Elon Musk, 44, is not content with selling you an electric car – he wants to control how you power it, too. In fact, the world’s most risk-loving CEO has big plans to expand Tesla Motors’ business and make it incredibly easy for customers to generate their own energy, for their cars and for their entire homes.
It was only last year that the company launched Tesla Energy, a scheme to sell large batteries for domestic and industrial energy storage. And now the company wants to complete the pack: on June 22nd Tesla offered 2.86 billion dollars to acquire SolarCity, a firm that offers complete solutions to ditch fossil fuels and run your home entirely on sun power.
However, some may argue that Solarcity was already under Musk’s control: he was the Chairman of the Board and a powerful shareholder owning 22% of the company’s issued shares. In addition Lyndon Rive, SolarCity’s CEO, is Musk’s cousin.
A move triggered by family bonds or mere private profits? Not really.
On the date of the announcement, SolarCity share prices surged, yielding Musk 140 million dollars. On the other hand, he’s also the largest shareholder of Tesla, a much bigger company, whose share price dropped 11%: Musk’s personal net loss reached a total of $575 billion, just because of the announcement. Not a great start.
Nevertheless, Tesla made quite a good deal: in fact, SolarCity shares were at an all-time-low , as they dropped 60% in value during the last financial year. This was due to the fact that the company shifted its business model: from offering lease of solar panels to an integrated program for buying them, which was “too complicated and unlikely to thrive” according to Wall Street analysts.
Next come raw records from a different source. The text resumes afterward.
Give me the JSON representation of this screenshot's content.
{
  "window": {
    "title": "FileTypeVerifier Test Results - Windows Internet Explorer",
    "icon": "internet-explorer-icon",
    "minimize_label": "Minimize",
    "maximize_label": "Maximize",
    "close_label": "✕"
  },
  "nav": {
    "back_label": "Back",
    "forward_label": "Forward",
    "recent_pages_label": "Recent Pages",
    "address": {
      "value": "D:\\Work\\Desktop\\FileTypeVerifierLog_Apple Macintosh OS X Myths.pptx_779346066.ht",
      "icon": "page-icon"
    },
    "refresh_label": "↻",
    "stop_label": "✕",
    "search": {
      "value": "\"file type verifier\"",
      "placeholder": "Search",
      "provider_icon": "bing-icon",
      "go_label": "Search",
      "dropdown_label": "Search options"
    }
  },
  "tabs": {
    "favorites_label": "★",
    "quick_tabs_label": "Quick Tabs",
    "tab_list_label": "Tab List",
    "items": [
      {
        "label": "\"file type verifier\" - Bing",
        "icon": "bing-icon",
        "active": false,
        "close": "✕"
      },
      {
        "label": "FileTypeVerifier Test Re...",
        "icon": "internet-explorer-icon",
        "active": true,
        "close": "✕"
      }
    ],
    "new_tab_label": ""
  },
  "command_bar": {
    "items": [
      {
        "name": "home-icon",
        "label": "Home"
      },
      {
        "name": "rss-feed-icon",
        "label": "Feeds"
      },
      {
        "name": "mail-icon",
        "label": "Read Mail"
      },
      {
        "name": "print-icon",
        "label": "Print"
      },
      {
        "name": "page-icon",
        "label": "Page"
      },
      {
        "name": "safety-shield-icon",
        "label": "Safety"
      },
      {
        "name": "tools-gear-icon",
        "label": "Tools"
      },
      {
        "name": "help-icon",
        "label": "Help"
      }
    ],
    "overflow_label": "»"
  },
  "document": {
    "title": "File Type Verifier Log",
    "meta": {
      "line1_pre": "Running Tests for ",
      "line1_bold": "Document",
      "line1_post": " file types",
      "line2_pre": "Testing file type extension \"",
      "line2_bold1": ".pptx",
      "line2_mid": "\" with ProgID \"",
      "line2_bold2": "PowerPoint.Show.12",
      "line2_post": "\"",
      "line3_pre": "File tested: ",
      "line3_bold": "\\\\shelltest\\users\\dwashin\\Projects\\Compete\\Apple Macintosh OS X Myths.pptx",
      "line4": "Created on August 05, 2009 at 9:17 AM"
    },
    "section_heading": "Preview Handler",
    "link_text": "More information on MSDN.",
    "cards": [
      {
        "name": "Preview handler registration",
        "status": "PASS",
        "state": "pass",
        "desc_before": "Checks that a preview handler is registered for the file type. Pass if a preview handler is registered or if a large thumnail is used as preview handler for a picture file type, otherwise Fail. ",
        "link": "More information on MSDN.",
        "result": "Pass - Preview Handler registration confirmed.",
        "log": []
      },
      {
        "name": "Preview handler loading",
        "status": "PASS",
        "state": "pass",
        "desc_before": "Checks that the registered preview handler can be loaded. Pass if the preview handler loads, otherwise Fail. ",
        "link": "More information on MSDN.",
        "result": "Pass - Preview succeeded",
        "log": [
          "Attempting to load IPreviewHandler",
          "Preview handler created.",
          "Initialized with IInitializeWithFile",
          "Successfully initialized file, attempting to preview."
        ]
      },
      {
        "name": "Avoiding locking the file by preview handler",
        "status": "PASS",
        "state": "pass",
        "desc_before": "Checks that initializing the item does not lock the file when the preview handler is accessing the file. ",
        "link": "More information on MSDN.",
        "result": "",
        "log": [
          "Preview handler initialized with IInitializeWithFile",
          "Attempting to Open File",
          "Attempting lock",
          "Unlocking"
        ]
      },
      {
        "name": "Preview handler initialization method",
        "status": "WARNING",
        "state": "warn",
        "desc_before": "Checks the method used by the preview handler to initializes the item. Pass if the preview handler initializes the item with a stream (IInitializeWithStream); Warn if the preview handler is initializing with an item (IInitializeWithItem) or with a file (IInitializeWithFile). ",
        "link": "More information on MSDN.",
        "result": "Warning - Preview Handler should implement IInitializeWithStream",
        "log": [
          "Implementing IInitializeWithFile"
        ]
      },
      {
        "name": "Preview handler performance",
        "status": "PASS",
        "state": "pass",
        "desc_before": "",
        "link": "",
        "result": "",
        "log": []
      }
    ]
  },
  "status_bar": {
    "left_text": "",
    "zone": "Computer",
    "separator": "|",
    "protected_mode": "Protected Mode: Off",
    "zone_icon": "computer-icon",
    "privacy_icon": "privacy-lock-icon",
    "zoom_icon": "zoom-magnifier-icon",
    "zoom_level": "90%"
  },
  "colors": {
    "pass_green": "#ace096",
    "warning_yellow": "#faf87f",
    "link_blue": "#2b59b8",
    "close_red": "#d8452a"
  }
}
In fact, the company did not meet its earning forecasts for three quarters in a row, and this led to a much lower valuation.
What Elon Musk is trying to do is to consolidate a clean energy empire at rock-bottom prices, by integrating electric cars, solar power and grid battery storage within the big Tesla family, by taking advantage of its powerful brand and significant economies of scale.
Despite the offer is still contingent on Board approval by both companies, the automaker is going ahead with trademark applications to sell solar products under its Tesla brand. The company’s trademark and copyright attorney at Cooley LLP, Ariana Hiscott, filled 6 trademark applications on behalf of Tesla Motors as early as June 22nd, on the date of the announcement. The trademarks range from solar cells and modules to the installation and repair of solar panels, monitors for solar generation and financing of solar installation. The plan is to sell both Tesla current products and Solarcity’s offering under the same roof, using the same trademark and the same sales force.
In short, Tesla aims to become more than an automaker, by growing into a sustainable energy company and increasing its product offering by expanding into the solar business. As Musk himself told reporters during a press release shortly after the announcement: “The opportunity here is to have a highly innovative, sustainable energy company that answers the whole energy question, from power generation and storage to transport. To this end, we need generation, grid battery storage and electric cars”.
Critics and dropping stock prices signal that Tesla’s push beyond the auto industry, which is highly competitive and hardly mastered, is too far a gamble and the company should stick to its current business. In fact, the introduction of the Tesla Model 3 was very successful and was followed by more than 400,000 deposits for the long-awaited $30,000 sedan.
And yet, the rest of the industry is steadily ramping up its electronic offerings, which shouldn’t cost any more than GPL-powered cars by 2022. The acquisition of SolarCity and the transition from an automaker to a model of clean energy vertical integration can be seen as a response to the launch of electric vehicles by more experienced carmakers (such as Audi, Porsche, GM and many more). And, as electric cars spread, the energy ecosystem must adapt to support them. There are already many auto companies – what the world lacks is sustainable energy companies, and electric cars are only an aspect of that.
In Musk’s vision of clean energy vertical integration, Tesla stores will become a one-stop shop where customers can seamlessly get a solar solution. In the coming future, you could someday walk into one of the Tesla stores popping around all over Europe and the US, and buy rooftop solar panels to turn sunlight into electricity, a brand new car to use that electricity and a 6.4 kWh battery to store anything left over.